After a fight that almost ends in the brothers killing each other, they find out that Stanislav Sergeevich has been playing them for quite some time. He has been supplying their mother with the meat for the dumplings—which turns out to be the flesh of homosexuals he has serially murdered. He even planted Alex with a dog mask so that Vlad would shoot him, and the brothers would finally turn against each other. The two are able to overcome Stanislav Sergeevich, but they only become more distant after the tragedy they go through. The film ends with a repetition of the beginning. Two years have passed. Vlad and Andrei have been re-united by a death in the family, their mother this time. Vlad is a broken man, but still surviving. Andrei seems markedly more in touch with the archetype of the Russian stoic muzhik, in a leather jacket. The two drink vodka together, which is something Andrei refused to do at their father’s funeral. After an awkward conversation about the death of their mother, they find themselves hungry. The film ends with them making dumplings together.

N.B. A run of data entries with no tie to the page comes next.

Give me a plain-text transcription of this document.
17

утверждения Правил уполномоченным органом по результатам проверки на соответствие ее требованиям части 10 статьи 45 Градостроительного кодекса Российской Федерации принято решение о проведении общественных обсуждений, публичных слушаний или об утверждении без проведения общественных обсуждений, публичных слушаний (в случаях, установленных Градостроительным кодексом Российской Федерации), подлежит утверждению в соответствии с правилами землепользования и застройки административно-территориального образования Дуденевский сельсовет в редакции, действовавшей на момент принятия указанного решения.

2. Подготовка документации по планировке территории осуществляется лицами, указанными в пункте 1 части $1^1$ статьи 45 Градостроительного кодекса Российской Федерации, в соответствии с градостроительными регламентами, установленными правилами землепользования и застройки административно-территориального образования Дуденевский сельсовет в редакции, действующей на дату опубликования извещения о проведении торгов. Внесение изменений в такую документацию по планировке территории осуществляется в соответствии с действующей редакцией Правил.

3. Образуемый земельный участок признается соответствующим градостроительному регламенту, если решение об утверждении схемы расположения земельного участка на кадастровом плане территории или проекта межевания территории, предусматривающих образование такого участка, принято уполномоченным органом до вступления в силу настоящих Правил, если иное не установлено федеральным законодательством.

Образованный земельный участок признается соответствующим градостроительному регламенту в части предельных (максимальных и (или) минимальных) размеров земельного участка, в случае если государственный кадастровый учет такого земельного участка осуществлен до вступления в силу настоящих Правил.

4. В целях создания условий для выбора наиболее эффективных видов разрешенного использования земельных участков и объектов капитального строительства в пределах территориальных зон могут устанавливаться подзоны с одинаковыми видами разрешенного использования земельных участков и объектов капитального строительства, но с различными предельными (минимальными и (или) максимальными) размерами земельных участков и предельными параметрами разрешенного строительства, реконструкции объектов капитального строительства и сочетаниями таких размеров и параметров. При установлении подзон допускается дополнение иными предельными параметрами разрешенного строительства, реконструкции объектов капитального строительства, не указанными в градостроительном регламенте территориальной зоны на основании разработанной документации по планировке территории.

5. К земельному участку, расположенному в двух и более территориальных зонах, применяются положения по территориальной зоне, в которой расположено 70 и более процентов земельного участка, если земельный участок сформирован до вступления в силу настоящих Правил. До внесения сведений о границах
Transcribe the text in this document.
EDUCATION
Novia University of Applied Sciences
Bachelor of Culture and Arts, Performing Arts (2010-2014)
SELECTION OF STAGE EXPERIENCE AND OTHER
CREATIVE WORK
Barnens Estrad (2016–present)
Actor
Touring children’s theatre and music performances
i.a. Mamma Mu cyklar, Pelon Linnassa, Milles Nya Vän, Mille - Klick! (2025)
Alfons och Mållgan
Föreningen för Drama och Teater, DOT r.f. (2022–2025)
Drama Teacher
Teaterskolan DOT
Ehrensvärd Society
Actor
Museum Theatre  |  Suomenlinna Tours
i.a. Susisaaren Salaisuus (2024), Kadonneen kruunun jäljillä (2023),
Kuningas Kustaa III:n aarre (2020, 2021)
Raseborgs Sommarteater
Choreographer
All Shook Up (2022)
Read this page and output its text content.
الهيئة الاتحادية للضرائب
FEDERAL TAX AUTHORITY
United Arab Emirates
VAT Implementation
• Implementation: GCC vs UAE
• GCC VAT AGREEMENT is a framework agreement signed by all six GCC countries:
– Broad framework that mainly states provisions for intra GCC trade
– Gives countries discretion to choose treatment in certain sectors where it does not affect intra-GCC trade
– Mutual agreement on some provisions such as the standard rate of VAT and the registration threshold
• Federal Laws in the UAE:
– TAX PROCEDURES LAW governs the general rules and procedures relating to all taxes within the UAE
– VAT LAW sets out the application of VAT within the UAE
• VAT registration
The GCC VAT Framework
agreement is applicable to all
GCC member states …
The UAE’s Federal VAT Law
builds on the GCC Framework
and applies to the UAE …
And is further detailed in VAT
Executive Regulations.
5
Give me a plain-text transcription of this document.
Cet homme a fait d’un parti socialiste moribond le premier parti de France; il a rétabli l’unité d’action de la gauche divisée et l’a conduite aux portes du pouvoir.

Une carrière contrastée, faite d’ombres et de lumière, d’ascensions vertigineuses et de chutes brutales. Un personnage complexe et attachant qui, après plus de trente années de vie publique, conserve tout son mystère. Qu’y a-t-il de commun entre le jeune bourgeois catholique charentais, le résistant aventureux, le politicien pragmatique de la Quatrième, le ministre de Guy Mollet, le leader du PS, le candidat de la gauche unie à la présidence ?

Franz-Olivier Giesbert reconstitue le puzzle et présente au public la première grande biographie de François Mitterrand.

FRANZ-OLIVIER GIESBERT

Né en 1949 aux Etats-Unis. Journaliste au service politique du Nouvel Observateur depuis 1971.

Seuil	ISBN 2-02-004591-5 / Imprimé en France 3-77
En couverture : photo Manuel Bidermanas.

This film fits within the buddy genre, but the contrast of Andrei’s homosexual identity and Vlad’s heterosexual identity genders it. Gay culture is not celebrated, but the film subtly suggests that homophobia has become endemic to Russian heterosexual identification. By exploding the taboo of cannibalism, the film suggests that being gay may not be as taboo as it once was.
Gennadii Ostrovskii made his directorial debut in 2011. He has worked as a scriptwriter for several prominent Russian directors such as Aleksandr Rogozhkin, Valerii Todorovskii, and Sergei Dvortsevoi. In addition to his education in scriptwriting and directing (under Semen Lungin and Larisa Golubkina), Ostrovskii studied saxophone at the Rostov State Conservatory at the end of the Soviet period. Dumpling Brothers is his second feature film.